New Zain program aims to push company to market top by 2011

06.05.2009
Zain, Africa's second-largest mobile service operator, has announced a new program dubbed "Drive2011," aimed at propelling the company toward its target of being a top 10 global mobile-telecom operator by 2011.

Drive2011 will help streamline the company's core operations and services, and assist in continual assessment of Zain's growth plan. Zain Group CEO Saad Al Barrak said the new program will realize significant efficiencies, allowing Zain to provide communication services such as voice, SMS (short message service) and data at an optimum cost as the company moves to expand.

Drive2011 is expected to improve Zain's operating margin by 5 percent within 12 months and provide the ability to capture future growth in markets where Zain operates, Al Barrak said.

Zain operates in 23 countries in Africa and the Middle East, including Kenya, Zambia, Malawi, Bharain and Jordan, with a workforce of more than 15,000. However, the new program will result in the loss of 2,000 jobs, or a 13 percent workforce reduction across the board.

"Zain Group will align its head office and operations structures in accordance with the new operating model. This will result in the reduction of workforce across the board," Al Barrak said.

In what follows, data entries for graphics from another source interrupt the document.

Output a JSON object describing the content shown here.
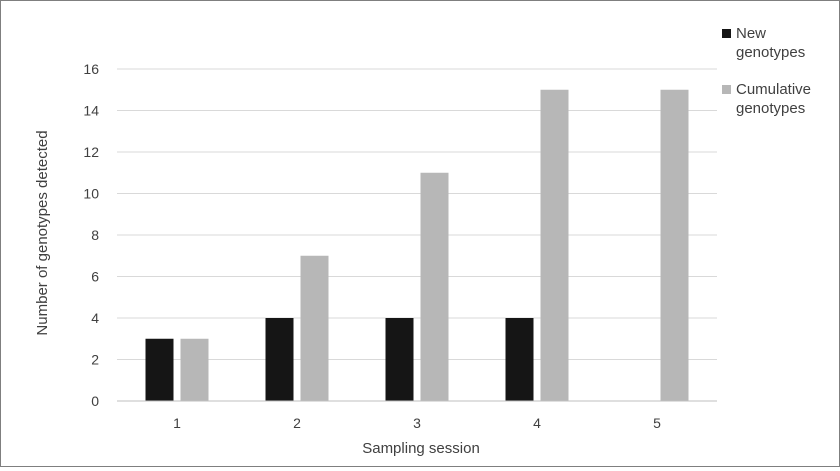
{
  "chart_data": {
    "type": "bar",
    "title": "",
    "xlabel": "Sampling session",
    "ylabel": "Number of genotypes detected",
    "categories": [
      "1",
      "2",
      "3",
      "4",
      "5"
    ],
    "ylim": [
      0,
      16
    ],
    "yticks": [
      0,
      2,
      4,
      6,
      8,
      10,
      12,
      14,
      16
    ],
    "grid": true,
    "legend_position": "top-right",
    "series": [
      {
        "name": "New genotypes",
        "values": [
          3,
          4,
          4,
          4,
          0
        ],
        "color": "#151515"
      },
      {
        "name": "Cumulative genotypes",
        "values": [
          3,
          7,
          11,
          15,
          15
        ],
        "color": "#b7b7b7"
      }
    ]
  },
  "legend": {
    "series1_line1": "New",
    "series1_line2": "genotypes",
    "series2_line1": "Cumulative",
    "series2_line2": "genotypes"
  }
}
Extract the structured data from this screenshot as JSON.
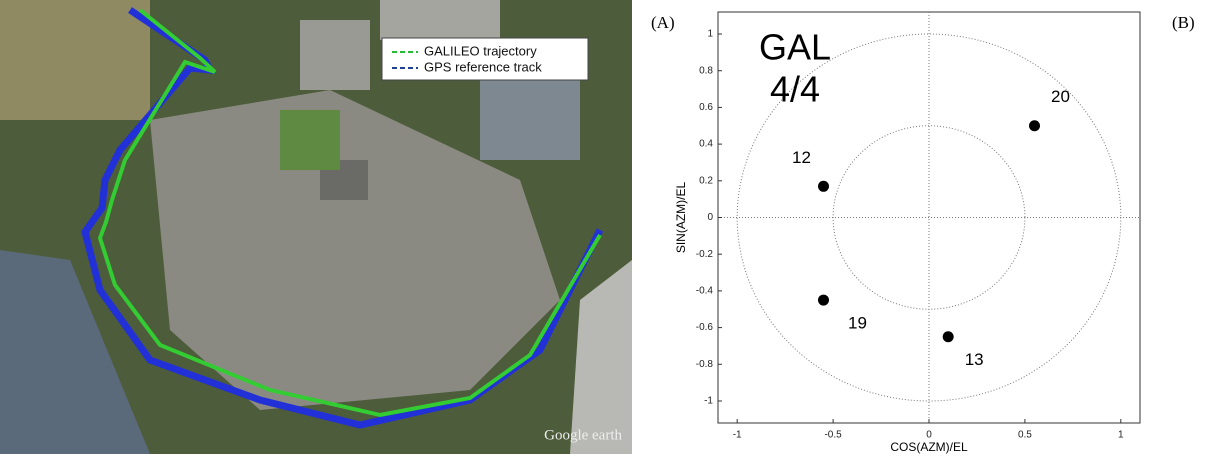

While Zain is viewed as being well on track to becoming a top global operator, as the company's investments in merging markets have positioned it to ensure long-term growth, it is the first mobile service provider in Africa to announce job cuts. Communication experts believe that the move is aimed at withstanding the global economic crisis that has heavily affected many countries on the continent, resulting in job losses as many companies are closing.